Wisps of fog, sticky and foul-smelling, obscured everything from sight apart from the SS and their wolfhounds, looking ready to pounce. I clutched Lore’s hand tighter. Minsk smelled of rotten earth and swamps, of something vaguely hostile and sinister. The stench, drifting from the field on the other side of the tracks was clinging to me, penetrating my nose and mouth, slipping down my throat. I saw Lily pick up a handful of dirty water from the puddle to satisfy her thirst; she managed to slurp it from her palm before I slapped her wrist in helpless fury. Her lips quivered in an apologetic smile. She didn’t care any longer if she got sick and died.
The SS filed us with the help of their truncheons, poking and prodding us in our aching backs until they had us standing in the usual orderly and thorough manner. We were waiting for something or someone. In the icy mist of the Minsk morning, that someone rose above us, the dirty horde, from his podium and introduced himself as Oberscharführer Scheidel. He was the kind of a man I’d seen countless times in Frankfurt and never in Nidda; immaculate overcoat, clean-shaven cheeks, hands in leather gloves, and a look of utter contempt for anyone who stood below him. A perfect product of the Party.
“Welcome to Minsk, Frauen
und Herren.” His entire manner betrayed the narcissistic attitude of someone who takes pleasure in the sound of his own voice. “You may thank me now; I made room for you by getting rid of thirty-five thousand Russian Jews just ten days ago.”
Malicious triumph stole over his face as, one by one, our heads instinctively turned in the direction of the field across the train station. The wind had picked up; the wind, blowing above the remnants of the recently unearthed soil and raising the shadows that now stood looming before us, invisible yet brutally real. We suddenly realized what the foul smell was. Next to me, a young woman began crying softly. Lore looked at her, confused and suddenly indifferent.
“Why is she crying?” she muttered, as though annoyed by such an unseemly display of emotion. “Surely she should know by now that the Nazis kill people.”

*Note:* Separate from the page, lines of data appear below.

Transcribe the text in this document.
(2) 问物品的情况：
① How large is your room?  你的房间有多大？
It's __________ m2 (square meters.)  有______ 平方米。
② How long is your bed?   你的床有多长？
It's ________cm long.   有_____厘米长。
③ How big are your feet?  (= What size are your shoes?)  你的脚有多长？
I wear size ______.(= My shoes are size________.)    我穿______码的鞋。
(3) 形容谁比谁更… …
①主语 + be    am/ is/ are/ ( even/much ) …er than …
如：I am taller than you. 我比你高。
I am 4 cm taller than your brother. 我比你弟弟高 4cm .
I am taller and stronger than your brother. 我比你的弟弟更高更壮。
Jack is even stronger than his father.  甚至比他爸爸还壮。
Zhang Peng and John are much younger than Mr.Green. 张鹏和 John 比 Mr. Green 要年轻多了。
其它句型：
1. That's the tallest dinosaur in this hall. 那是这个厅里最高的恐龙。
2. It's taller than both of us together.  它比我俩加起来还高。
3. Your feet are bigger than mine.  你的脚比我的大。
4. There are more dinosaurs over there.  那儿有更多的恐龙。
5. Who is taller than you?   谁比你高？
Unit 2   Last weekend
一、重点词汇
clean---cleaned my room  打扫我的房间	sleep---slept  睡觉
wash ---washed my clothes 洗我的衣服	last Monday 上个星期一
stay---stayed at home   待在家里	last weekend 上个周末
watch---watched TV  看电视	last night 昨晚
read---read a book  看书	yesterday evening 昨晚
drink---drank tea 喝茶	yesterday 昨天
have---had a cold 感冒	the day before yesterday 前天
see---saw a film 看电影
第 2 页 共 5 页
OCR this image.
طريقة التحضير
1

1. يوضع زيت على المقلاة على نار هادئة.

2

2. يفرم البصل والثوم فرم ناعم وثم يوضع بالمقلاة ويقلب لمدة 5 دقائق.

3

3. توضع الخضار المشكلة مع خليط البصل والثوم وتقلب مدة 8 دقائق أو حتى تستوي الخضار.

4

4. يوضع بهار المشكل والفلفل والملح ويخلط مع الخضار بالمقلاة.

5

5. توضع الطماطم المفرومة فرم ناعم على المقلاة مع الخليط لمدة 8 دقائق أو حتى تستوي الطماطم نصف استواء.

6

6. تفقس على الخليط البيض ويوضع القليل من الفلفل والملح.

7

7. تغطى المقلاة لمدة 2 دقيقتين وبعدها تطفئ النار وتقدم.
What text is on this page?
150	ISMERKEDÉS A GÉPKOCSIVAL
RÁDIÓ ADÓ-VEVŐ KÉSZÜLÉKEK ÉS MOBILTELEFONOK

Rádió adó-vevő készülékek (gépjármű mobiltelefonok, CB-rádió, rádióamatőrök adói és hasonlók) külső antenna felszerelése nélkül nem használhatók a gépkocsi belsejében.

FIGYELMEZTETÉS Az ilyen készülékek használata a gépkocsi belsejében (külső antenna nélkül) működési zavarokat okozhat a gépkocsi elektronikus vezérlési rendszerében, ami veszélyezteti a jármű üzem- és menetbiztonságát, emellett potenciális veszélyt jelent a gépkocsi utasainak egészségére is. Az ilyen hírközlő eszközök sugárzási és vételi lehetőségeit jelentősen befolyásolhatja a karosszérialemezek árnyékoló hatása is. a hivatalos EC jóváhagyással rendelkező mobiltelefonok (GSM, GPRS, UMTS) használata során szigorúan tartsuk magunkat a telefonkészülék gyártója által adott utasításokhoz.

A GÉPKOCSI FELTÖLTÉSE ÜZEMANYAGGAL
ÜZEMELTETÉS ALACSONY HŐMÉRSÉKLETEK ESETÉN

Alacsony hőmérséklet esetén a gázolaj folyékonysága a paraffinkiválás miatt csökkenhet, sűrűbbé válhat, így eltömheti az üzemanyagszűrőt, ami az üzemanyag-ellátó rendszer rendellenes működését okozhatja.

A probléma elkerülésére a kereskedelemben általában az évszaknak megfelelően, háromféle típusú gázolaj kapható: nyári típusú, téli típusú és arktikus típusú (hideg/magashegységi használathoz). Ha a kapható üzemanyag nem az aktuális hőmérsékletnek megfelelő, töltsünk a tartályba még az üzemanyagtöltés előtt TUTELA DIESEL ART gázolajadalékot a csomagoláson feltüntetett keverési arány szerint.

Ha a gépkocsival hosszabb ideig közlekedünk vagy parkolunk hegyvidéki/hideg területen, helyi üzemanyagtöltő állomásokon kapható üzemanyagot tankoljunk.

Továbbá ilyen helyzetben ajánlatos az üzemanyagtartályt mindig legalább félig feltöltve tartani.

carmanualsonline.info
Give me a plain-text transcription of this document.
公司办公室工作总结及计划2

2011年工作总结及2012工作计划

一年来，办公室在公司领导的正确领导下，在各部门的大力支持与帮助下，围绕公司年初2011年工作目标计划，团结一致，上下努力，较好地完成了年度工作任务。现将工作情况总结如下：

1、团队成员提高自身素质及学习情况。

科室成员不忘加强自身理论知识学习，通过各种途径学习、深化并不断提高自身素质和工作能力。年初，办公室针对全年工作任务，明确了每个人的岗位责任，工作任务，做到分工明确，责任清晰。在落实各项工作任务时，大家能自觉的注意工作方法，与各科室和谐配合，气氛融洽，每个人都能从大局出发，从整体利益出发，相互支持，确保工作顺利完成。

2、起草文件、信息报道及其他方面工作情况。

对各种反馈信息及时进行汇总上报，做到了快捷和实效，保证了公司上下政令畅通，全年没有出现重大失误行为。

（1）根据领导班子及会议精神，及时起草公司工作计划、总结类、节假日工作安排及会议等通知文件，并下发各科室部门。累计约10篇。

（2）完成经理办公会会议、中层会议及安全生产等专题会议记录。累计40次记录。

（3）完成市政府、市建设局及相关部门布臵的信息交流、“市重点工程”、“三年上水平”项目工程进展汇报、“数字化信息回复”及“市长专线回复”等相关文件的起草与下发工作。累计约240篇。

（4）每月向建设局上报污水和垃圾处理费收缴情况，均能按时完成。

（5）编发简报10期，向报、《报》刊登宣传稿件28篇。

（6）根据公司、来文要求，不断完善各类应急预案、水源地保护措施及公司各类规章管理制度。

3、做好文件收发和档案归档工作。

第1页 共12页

I pressed my finger to my lips, giving a sign to her to be silent. I should mind myself and my tongue when I’m around her from now on. She’s picking up too many of my poisonous remarks.
Scheidel’s short speech was soon over; some sort of selection began instead. Rough, gloved hands were pulling us apart, separating families into mortified, shrieking entities, wide-eyed and trembling with a new sort of animalistic fear. The fog rolled in waves now, hiding us from each other. I lost the frail hand of my Mutti in the ashen air and was feeling around with my hand searching for her coat, in vain. I called for her in anguish but my voice drowned in the ocean of others. In a rare moment of clarity, as the wind tore at the mist and succeeded at parting it for a few merciful seconds, I glimpsed a row of vans waiting in the distance – metal beasts swallowing people one after another. I charged toward them, to where my mother was being led along with the others but someone gripped me by the collar of my coat much as one would do with a dog. The clean-shaven face of a very young soldier stared right into mine. He couldn’t have been older than me. He said quietly, “If you want to live, go with the others,” and he pushed me right into Lily’s trembling, awaiting arms. Lore clutched at my coat with the desperation of a drowning person clutching at a lifesaver.